Bound states and electromagnetic radiation of relativistically rotating cylindrical wells

TL;DR

This paper investigates how rigid rotation affects bound states in cylindrical wells, showing that increasing angular velocity can cause bound states to dissociate, with implications for quark-gluon plasma phenomenology and electromagnetic radiation emission.

Contribution

It provides a quantitative analysis of the impact of relativistic rotation on bound state energies and electromagnetic radiation emission, highlighting the critical angular velocity for dissociation.

Findings

Bound state energies increase with angular velocity.

Bound states dissociate into the continuum at a critical angular velocity.

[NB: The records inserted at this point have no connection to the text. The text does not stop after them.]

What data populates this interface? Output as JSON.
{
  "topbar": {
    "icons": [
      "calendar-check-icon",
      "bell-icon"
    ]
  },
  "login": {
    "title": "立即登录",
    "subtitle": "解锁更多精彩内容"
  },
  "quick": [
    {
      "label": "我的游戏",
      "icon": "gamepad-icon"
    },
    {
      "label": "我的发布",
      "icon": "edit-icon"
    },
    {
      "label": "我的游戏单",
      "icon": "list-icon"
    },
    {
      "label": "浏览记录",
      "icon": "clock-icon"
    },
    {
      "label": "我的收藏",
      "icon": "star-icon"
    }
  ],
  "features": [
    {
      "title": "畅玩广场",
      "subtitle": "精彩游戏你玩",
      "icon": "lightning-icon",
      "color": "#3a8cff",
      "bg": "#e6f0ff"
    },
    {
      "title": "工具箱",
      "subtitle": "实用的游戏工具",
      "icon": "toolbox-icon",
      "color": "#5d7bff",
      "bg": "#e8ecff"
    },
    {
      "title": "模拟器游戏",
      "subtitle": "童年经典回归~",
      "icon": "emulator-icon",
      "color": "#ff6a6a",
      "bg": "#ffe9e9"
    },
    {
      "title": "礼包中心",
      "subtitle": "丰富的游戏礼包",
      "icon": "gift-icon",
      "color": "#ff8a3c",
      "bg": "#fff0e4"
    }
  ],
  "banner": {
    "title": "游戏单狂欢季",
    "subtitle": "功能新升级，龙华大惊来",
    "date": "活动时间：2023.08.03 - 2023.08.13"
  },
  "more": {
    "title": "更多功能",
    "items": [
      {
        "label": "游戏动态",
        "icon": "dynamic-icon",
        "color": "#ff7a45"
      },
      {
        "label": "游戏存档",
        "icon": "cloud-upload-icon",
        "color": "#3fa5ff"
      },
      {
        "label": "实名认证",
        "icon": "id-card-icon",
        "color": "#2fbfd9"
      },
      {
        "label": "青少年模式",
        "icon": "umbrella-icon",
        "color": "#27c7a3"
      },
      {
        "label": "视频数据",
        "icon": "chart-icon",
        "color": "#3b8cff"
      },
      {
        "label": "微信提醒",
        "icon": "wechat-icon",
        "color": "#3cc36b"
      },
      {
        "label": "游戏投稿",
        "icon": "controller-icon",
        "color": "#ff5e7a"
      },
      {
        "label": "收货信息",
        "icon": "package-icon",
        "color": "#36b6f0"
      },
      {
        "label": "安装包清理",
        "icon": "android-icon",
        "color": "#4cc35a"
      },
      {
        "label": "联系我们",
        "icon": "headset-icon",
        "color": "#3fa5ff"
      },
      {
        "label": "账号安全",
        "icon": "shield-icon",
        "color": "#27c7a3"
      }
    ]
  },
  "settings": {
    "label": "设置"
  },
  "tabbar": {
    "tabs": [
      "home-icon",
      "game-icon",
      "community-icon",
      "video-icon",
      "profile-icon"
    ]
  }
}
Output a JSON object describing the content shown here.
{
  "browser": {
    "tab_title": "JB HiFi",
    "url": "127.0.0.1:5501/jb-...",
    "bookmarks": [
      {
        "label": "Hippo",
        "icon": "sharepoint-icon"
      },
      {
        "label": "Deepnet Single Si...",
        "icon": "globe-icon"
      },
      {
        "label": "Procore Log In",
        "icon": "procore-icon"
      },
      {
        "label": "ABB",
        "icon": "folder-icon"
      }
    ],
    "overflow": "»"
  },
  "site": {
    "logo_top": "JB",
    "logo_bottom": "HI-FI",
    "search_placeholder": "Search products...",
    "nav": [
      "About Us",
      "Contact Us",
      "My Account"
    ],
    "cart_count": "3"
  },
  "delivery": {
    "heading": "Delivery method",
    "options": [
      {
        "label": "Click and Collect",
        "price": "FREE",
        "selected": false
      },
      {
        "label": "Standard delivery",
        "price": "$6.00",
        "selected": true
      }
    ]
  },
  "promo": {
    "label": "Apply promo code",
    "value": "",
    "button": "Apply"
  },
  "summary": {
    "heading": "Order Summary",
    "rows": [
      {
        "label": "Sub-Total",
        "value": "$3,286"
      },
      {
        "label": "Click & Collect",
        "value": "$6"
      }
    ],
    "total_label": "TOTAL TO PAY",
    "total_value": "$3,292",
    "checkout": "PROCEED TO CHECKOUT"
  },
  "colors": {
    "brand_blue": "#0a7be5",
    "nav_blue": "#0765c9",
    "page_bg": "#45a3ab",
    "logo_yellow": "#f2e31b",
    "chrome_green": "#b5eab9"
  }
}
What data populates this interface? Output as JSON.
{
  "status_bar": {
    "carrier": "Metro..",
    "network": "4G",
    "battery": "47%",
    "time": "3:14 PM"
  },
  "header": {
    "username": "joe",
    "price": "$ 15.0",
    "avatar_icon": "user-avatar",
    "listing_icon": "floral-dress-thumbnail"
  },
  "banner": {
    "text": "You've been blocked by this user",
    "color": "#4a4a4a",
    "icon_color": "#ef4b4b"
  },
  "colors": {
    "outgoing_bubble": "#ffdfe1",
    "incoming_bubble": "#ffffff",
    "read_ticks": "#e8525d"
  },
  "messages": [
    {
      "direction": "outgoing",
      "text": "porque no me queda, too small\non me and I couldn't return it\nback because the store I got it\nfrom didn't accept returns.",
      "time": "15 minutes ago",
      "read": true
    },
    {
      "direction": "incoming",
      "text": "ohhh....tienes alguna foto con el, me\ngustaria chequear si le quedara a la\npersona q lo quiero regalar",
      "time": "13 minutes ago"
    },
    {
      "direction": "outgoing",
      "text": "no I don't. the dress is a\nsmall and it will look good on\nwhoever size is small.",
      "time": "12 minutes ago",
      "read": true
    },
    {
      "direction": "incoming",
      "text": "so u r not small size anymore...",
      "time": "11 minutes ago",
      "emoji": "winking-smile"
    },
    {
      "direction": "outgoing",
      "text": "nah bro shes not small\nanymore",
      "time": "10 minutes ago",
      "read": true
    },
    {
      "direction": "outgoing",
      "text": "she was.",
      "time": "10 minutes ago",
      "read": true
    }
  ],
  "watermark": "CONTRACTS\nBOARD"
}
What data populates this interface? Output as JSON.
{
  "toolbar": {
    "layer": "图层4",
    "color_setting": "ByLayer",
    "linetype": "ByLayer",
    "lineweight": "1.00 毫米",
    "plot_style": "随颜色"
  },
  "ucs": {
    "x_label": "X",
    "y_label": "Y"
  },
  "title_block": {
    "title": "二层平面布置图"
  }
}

Electromagnetic radiation intensity depends strongly on rotation speed.

Abstract

We compute the effect of rigid rotation on the non-relativistic bound states. The energy levels of the bound states increase with the angular velocity of rotation until at certain value of the angular velocity they are completely pushed out into the continuum which corresponds to dissociation of the bound states. When the angular velocity exceeds the critical value at which the ground state disappears into the continuum, no bound state is possible. This effect should have important consequences for the phenomenology of the quark-gluon plasma. One of the ways to study it experimentally is to observe the electromagnetic radiation emitted by a rotating bound state. We compute the corresponding intensity of electromagnetic radiation and show that it strongly depends on the angular velocity of rotation.